Mary Zimmerman revisits a personal and professional triumph, 29 years after its debut
Mary Zimmerman has never been one to take the easy way. Although she’s directed such straightforward fare as The Music Man, she is best known for playing outside the box, diving deep into classic texts—Ovid’s Metamorphoses, Homer’s Odyssey—to create pieces driven as much by engaging visuals and dynamic movement as they are the spoken word. The long-time Manilow Resident Director of Goodman Theatre, Zimmerman returns this season to one her earliest hits with the company: The Notebooks of Leonardo da Vinci. As she headed in rehearsals just days into the new year, she stopped to talk a bit about a show she holds dear.
THOMAS CONNORS: Was Notebooks the first show you created that was staged at the Goodman?
MARY ZIMMERMAN: Yes, although I had done an early version of it by myself when I was a graduate student at Northwestern in 1989. In 1993, I had become an artistic associate at the Goodman and had directed a production of Paula Vogel’s Baltimore Waltz. Then Michael Maggio, who was the associate artistic director of the Goodman at the time, said to me, “Why don’t you do that Michelangelo thing?”
TC: The success of the Goodman production really propelled your career, didn’t it?
MZ: It was kind of an overnight sensation, rather surprisingly. That same year, I did The Arabian Nights at Lookinglass Theatre. Those two together were really successful and my name began to be known.
TC: You staged Notebooks at a number of theaters after its Goodman debut, from Seattle Rep to Second Stage in New York. Are you doing any special prep as you get ready to tackle it again?
MZ: Well, the scholarship on Leonardo continues and so in the last few months I have read Walter Isaacson’s biography. But I did so with a sort of squint, because I didn’t really want to find out things that nail him down biographically too much. The show is really a portrait of a consciousness, sourced only from the notebooks. It’s meant to be a manifestation of those sheets of paper, which are crowded with very many different things—a shopping list, drawing of an angel, geometric formulae, architectural notes. The incidents of his life are present in the show to some degree, but it’s really about that ever-probing, ever-curious, ever-wondering consciousness.
TC: You haven’t staged Notebooks since 2002. Are you revising the show at all for this latest production?
MZ: I have been reminded, in going back to the sources I originally used, of things that didn’t make it into the show originally—certain phrases, certain moments of the notebooks—and so I have made a couple of little additions. And there’s a lot of movement in the piece which I, in part, leave to the performers to come up with. As we only have one original cast member, Chris Donahue, a great deal of the detail of the movement will be new.

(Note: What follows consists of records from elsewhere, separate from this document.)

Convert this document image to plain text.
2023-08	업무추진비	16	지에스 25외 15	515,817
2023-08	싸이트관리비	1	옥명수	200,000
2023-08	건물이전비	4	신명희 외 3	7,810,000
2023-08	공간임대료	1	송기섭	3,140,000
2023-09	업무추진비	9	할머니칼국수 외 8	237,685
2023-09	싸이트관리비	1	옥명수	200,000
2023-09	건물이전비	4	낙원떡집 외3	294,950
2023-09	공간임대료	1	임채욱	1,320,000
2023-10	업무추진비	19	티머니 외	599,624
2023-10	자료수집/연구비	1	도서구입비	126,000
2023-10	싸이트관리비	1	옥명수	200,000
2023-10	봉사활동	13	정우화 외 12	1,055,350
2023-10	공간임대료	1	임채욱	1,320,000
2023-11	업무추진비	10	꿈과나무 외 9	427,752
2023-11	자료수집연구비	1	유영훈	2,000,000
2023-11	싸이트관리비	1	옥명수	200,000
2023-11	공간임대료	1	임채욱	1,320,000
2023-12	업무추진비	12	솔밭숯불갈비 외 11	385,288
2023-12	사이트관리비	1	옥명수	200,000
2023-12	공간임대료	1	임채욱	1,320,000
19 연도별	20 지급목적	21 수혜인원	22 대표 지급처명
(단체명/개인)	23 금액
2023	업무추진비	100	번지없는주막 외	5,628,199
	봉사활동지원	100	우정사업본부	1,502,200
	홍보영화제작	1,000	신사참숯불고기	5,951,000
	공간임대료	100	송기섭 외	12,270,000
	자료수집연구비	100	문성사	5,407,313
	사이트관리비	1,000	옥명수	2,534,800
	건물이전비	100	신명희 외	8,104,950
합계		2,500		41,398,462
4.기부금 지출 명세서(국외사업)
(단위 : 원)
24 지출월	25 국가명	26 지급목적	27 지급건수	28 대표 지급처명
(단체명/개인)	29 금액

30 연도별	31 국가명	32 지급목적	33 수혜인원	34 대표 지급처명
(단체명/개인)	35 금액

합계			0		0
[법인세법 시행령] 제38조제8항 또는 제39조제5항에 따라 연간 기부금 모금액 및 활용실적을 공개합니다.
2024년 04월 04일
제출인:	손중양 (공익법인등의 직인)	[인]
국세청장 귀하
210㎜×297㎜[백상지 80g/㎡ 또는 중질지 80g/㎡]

TC: A whole new generation has come of age since this show debuted, a cohort accustomed to the visual velocity and sound bite brevity of social media. Does this give you pause as you prepare to remount this show?
MZ: I think it is the very fact of that visual velocity that may make the show so vital now. Where Leonardo’s singularity lies is in his radical ability to attend to the abundance of the actual world around him. To pay attention.
TC: You have drawn from richly varied sources to create your work. What drew you to Leonardo?
MZ: He demonstrated that a mind can stay awake for a lifetime. That’s really his genius. He never got dulled to the world and how it works, his curiosity just never stopped. Those questions you ask when you’re little—why is water in the lake blue, but clear when it comes out of the tap?—eventually we give up on those. He did not; he never stopped marveling.
TC: Looking back these 29 years, what does The Notebooks of Leonardo da Vinci say about who you were as an artist at that time?
MZ: That I had nothing to lose. I remember during a rehearsal, one of the actors was crossing the stage in the middle of doing a scene when he turned me and said, “Man, I don’t think people are going to get this.” And I said, “No one is going to like this!” I didn’t think anyone would like it. It was strange. It was so idiosyncratic to my own love of the notebooks. It was metaphoric, non-narrative, so glancing towards its subject. I didn’t think anyone would like it. But I was so compelled. And to this day, it is a favorite with me. It really is.
Thomas Connors is a Chicago-based freelance writer and the Chicago Editor of Playbill.